Causal Modeling

Causal Modeling
Causal modeling is a data modeling technique that is known by several names, including structural modeling, path modeling, and analysis of covariance structures. This sophisticated extension of linear regression analysis offers two primary advantages. First, it can solve multi-equation models that simulate complex systems or process. Second, it gets around some of the assumptions and limitations of standard regression modeling.
As an example, suppose you wanted to make a better soft drink. You might start by measuring the impact of product performance attributes (i.e., sweetness, amount of carbonation, number of calories, etc) on the overall rating of leading soft drinks. One typical way to do this is to regress the overall rating on the attribute ratings. This is very easy to do in a variety of statistical programs or even spreadsheets, but the results they produce are based on several assumptions. These are usually referenced as BLUE (Best Linear Unbiased Estimator) or "all things being equal" if they are mentioned at all. Regression actually makes quite a few assumptions about the data and the model being solved, including that the model is ‘correctly specified’ and that the independent variables are not correlated.
Virtually every set of attributes ever put on a questionnaire has had some degree of correlation between the individual attributes. Usually there are several that are at least moderately correlated. There are statistical procedures (i.e., factor analysis) for dealing with correlated independent variables, though often times the correlated attributes are used as inputs to the regression model. Suppose the soft drink model creating using standard showed that both sweetness and the number of calories were related to the overall rating of a soft drink. Then the regression coefficients would indicate the impact, ‘all things being equal’, that changing the perceived sweetness level would have on the overall acceptance.

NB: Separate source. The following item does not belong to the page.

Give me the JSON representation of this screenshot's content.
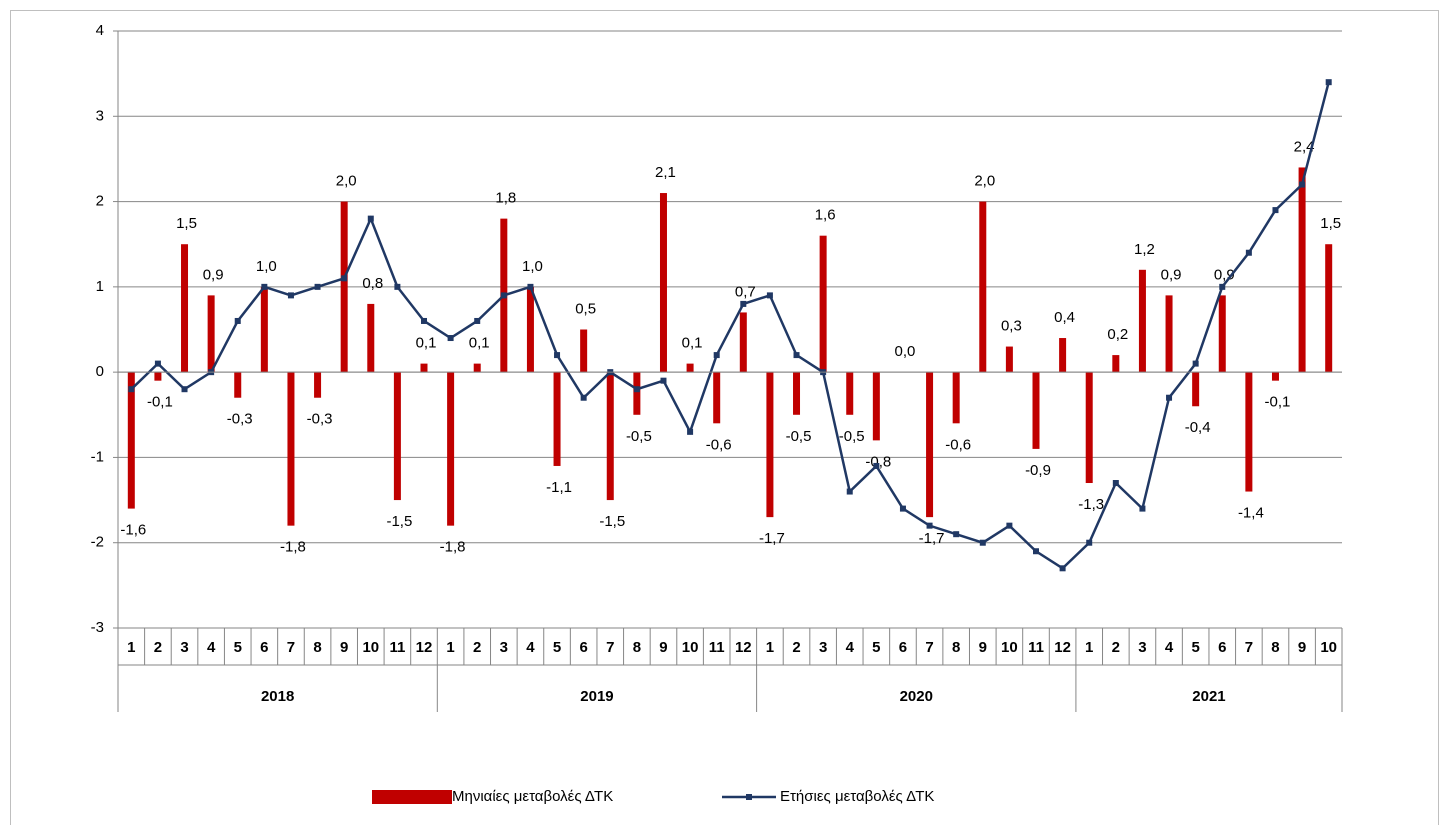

But since the sweetness level and the number of calories are correlated, all things are definitely not equal, and there is a bias in the model.

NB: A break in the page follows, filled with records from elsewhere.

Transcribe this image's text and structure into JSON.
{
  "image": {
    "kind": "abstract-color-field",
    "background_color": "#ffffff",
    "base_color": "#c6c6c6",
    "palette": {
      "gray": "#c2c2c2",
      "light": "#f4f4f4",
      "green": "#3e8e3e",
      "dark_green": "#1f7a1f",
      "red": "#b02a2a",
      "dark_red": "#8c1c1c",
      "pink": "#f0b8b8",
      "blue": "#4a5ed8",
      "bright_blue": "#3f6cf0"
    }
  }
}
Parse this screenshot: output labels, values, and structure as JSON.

The potential ‘model specification error’ is harder to deal with. Regression assumes that the model (i.e., the equation it was asked to solve) is an accurate representation of the problem or system being studied – with nothing added and nothing left out. Getting back to the soft drinks, if the brands are identified to the respondents, then the image of the brands will have a significant impact on their ratings. (Anyone who doubts this has never seen ratings of the same products rated blind, identified, and misidentified.)
Using typical regression modeling you could add some image attributes to the model, but the model would probably still be misspecified because it is nearly impossible to capture every nuance of a product’s image and performance. Some parts of these are almost always ‘left out’ or otherwise impossible to quantify. A more accurate way to specify the model would be to conclude that there are a series of performance attributes that drive overall ‘Product Performance’ and a series if image attributes that drive overall ‘Product Image,’ and these in turn drive the overall product rating.

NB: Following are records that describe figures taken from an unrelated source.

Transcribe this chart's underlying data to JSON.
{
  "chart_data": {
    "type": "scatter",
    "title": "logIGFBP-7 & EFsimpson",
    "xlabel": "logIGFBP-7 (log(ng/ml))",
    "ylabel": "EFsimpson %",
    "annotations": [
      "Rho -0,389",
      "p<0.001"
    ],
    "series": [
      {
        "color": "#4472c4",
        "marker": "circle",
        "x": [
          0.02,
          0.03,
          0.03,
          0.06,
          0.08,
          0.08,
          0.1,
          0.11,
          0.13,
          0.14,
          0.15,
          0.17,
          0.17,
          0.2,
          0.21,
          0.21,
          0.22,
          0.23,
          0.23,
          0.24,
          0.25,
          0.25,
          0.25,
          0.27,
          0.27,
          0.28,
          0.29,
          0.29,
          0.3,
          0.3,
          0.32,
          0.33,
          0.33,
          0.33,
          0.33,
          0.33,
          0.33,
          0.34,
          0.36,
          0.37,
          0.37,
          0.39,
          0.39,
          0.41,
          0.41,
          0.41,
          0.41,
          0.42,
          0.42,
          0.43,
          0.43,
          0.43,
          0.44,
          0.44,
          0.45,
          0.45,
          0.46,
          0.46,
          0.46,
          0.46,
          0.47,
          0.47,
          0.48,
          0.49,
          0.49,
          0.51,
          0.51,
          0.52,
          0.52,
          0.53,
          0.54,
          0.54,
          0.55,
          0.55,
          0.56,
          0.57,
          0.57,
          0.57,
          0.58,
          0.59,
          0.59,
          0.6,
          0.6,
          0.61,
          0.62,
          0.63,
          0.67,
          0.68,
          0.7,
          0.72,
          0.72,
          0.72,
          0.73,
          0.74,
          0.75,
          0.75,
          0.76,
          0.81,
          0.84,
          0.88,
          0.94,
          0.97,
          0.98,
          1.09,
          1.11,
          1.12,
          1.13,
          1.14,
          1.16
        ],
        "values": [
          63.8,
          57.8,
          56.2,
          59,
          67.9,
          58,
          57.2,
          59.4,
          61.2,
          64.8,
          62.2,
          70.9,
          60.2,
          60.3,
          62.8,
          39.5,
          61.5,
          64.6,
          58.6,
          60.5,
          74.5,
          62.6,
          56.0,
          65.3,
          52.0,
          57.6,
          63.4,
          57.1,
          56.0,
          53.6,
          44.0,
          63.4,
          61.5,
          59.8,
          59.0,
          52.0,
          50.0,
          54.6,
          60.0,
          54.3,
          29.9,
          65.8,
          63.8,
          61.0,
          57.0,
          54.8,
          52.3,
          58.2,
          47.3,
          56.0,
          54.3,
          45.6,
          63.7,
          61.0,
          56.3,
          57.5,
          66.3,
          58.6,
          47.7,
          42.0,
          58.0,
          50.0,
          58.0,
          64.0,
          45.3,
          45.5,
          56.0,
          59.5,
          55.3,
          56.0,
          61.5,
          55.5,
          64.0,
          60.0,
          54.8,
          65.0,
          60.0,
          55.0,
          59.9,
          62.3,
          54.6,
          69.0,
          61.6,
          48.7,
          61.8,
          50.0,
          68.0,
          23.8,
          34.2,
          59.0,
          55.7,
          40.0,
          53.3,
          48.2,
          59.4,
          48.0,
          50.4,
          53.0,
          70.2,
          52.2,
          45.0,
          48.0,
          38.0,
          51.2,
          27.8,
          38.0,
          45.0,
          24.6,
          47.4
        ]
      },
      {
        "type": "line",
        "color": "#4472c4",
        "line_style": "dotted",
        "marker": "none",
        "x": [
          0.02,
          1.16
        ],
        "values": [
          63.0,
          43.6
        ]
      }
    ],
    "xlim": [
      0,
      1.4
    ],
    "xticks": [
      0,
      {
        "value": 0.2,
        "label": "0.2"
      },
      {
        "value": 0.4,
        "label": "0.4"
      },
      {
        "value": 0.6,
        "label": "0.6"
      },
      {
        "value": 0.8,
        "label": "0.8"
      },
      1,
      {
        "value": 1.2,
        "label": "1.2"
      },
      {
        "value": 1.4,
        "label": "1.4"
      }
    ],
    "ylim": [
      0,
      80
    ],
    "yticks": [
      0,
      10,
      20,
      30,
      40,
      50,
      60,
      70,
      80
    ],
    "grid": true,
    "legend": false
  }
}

Measuring the overall performance and image of a product is similar to measuring a person’s IQ. They can’t be measured directly, but can be derived from a series of indicators. Causal modeling will derive the measures (called ‘unobserved exogenous variables’), and parcel out the impact of each on the overall rating. And since image has an impact on taste, the direct effect of image, and the indirect effect of image (through it’s impact on product performance) on the overall rating can be computed. Further, if taste in turn has an impact on image, that effect can be quantified as well. Graphically, this would appear as follows:

The arrows or paths in the diagram represent the flow of 'causality' (i.e., effect) in the model. These indicate that there is a statistically significant relationship between the variables. Sometimes the path coefficients (i.e., regression coefficients) are included on the arrows to indicate the impact one variable has on the next. They have been omitted in this example.